The relationship between the standard Gibbs free energy change ($\Delta G^\circ$) and the equilibrium constant ($K_p$) is given by: $\Delta G^\circ = -RT \ln K_p$ The standard Gibbs free energy change can be calculated from the standard enthalpy and entropy changes using the Gibbs-Helmholtz equation: $\Delta G^\circ = \Delta H^\circ - T\Delta S^\circ$

Step 1: Convert units to be consistent. Given values: $\Delta H^\circ_{298} = -98.32 \text{ kJ/mole}$ $\Delta S^\circ_{298} = -95.0 \text{ J/K/mole}$ $T = 298 \text{ K}$ Ideal gas constant $R = 8.314 \text{ J/K/mole}$.

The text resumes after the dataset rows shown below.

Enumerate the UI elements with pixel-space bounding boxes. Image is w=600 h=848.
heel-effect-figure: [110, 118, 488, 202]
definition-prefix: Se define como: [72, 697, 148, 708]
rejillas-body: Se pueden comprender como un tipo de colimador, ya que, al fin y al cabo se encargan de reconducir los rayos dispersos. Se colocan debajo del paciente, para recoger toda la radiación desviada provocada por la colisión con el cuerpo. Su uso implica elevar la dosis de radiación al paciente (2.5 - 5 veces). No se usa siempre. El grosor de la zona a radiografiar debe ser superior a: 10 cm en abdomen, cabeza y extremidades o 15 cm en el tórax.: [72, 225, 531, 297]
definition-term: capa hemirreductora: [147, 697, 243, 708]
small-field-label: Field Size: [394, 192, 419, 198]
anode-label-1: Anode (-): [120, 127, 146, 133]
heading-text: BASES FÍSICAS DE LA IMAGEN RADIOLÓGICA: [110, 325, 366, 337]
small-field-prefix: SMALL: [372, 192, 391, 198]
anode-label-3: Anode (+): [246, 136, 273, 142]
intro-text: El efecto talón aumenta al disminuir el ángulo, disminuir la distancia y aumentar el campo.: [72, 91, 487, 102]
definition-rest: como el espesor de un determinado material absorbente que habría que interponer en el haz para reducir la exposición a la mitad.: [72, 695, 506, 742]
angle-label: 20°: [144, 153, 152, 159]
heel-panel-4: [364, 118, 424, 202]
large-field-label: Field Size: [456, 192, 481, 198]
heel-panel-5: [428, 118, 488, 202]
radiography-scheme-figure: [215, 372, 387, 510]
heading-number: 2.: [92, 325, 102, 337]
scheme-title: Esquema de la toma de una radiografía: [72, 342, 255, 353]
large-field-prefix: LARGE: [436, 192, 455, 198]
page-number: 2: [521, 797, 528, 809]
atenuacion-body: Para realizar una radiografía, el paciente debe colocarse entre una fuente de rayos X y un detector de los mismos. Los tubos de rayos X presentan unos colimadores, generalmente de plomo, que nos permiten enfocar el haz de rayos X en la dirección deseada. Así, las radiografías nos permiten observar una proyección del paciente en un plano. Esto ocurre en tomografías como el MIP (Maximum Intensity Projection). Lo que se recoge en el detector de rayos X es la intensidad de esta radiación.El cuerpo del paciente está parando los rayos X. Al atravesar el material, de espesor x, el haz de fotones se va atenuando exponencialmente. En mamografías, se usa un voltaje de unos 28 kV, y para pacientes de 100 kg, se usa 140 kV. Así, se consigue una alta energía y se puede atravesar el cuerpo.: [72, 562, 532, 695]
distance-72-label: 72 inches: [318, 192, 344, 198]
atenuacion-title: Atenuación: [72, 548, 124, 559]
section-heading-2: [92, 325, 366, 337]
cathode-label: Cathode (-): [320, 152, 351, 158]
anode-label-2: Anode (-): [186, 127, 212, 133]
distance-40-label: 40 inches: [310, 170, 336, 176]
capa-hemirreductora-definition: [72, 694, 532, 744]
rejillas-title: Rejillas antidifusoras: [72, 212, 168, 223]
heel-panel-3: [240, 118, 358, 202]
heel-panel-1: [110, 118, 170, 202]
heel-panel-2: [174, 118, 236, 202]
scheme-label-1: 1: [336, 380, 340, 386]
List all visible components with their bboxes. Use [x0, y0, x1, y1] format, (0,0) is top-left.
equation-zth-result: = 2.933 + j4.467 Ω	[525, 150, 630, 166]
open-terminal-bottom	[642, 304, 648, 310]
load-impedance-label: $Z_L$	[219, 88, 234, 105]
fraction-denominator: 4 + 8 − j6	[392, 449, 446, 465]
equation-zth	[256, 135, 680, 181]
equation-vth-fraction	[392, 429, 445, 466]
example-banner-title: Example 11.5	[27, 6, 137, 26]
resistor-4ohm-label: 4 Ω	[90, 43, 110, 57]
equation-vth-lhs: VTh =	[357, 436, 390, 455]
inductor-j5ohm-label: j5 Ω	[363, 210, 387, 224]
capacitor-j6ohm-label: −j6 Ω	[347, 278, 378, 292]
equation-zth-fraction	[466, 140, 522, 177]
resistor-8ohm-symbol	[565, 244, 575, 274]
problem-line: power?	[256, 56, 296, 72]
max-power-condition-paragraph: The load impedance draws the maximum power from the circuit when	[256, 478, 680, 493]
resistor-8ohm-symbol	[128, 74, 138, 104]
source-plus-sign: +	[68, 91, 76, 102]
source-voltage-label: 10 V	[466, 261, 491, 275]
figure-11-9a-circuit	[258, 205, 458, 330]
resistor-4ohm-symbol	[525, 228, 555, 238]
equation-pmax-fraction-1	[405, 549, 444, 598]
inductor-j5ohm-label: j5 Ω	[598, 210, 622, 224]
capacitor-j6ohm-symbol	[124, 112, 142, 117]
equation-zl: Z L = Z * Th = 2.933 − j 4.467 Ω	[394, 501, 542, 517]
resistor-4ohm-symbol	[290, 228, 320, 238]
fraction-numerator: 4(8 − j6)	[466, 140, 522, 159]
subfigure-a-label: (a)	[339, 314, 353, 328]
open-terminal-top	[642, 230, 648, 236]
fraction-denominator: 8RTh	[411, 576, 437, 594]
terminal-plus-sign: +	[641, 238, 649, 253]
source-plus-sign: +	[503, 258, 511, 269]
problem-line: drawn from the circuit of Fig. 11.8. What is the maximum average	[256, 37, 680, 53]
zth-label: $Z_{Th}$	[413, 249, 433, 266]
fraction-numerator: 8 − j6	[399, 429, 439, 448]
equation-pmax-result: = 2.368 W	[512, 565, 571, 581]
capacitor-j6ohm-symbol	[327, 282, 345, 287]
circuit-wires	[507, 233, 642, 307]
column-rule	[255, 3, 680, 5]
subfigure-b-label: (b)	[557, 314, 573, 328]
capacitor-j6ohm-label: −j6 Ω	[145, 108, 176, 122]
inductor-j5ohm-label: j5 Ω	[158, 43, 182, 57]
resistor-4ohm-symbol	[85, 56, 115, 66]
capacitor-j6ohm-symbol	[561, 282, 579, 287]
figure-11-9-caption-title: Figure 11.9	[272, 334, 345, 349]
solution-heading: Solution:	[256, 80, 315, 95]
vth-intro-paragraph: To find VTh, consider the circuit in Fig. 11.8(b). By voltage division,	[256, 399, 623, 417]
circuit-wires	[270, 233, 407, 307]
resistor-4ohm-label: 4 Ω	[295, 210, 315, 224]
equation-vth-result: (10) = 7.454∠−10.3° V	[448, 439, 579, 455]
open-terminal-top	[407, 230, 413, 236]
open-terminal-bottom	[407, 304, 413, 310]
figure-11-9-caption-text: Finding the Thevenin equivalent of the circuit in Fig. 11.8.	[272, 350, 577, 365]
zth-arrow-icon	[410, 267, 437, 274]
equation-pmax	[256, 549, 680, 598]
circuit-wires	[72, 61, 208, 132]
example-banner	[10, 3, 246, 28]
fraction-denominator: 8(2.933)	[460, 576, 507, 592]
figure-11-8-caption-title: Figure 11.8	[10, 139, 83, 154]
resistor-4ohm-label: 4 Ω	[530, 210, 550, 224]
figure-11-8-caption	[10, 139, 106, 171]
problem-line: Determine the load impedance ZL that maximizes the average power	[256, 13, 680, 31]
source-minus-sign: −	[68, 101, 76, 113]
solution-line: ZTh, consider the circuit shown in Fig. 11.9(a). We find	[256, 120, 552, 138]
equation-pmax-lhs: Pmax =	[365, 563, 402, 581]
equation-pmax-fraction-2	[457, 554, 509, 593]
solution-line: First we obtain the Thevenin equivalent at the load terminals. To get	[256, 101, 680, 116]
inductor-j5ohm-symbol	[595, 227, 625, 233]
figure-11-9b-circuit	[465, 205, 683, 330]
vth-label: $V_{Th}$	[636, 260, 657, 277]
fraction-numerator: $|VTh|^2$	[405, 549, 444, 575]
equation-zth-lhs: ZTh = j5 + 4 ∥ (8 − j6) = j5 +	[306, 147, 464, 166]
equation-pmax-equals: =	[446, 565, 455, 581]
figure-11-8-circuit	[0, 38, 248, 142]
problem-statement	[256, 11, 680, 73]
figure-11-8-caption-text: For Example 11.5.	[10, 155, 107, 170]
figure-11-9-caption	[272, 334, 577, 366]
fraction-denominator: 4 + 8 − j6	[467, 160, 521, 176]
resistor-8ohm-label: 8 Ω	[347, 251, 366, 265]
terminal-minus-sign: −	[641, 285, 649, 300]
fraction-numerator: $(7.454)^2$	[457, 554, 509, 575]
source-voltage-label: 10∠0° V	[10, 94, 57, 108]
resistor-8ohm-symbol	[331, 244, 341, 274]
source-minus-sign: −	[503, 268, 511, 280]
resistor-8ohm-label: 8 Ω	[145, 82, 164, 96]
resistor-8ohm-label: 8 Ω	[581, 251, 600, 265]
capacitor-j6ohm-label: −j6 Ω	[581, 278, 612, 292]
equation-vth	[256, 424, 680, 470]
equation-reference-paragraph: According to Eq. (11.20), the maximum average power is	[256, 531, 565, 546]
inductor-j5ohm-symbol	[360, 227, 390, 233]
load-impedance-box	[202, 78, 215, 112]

Convert $\Delta H^\circ$ to Joules: $\Delta H^\circ_{298} = -98.32 \text{ kJ/mole} \times 1000 \text{ J/kJ} = -98320 \text{ J/mole}$

Step 2: Calculate the standard Gibbs free energy change ($\Delta G^\circ$). $\Delta G^\circ_{298} = \Delta H^\circ_{298} - T\Delta S^\circ_{298}$ $\Delta G^\circ_{298} = (-98320 \text{ J/mole}) - (298 \text{ K}) \times (-95.0 \text{ J/K/mole})$ $\Delta G^\circ_{298} = -98320 \text{ J/mole} + 28310 \text{ J/mole}$ $\Delta G^\circ_{298} = -70010 \text{ J/mole}$

Step 3: Calculate the equilibrium constant ($K_p$). $\ln K_p = \frac{-\Delta G^\circ}{RT}$ $\ln K_p = \frac{-(-70010 \text{ J/mole})}{8.314 \text{ J/K/mole} \times 298 \text{ K}}$ $\ln K_p = \frac{70010 \text{ J/mole}}{2477.572 \text{ J/mole}}$ $\ln K_p \approx 28.2570$

To find $K_p$: $K_p = e^{28.2570}$ $K_p \approx 1.301 \times 10^{12}$

Rounding to three significant figures, $K_p \approx 1.30 \times 10^{12}$.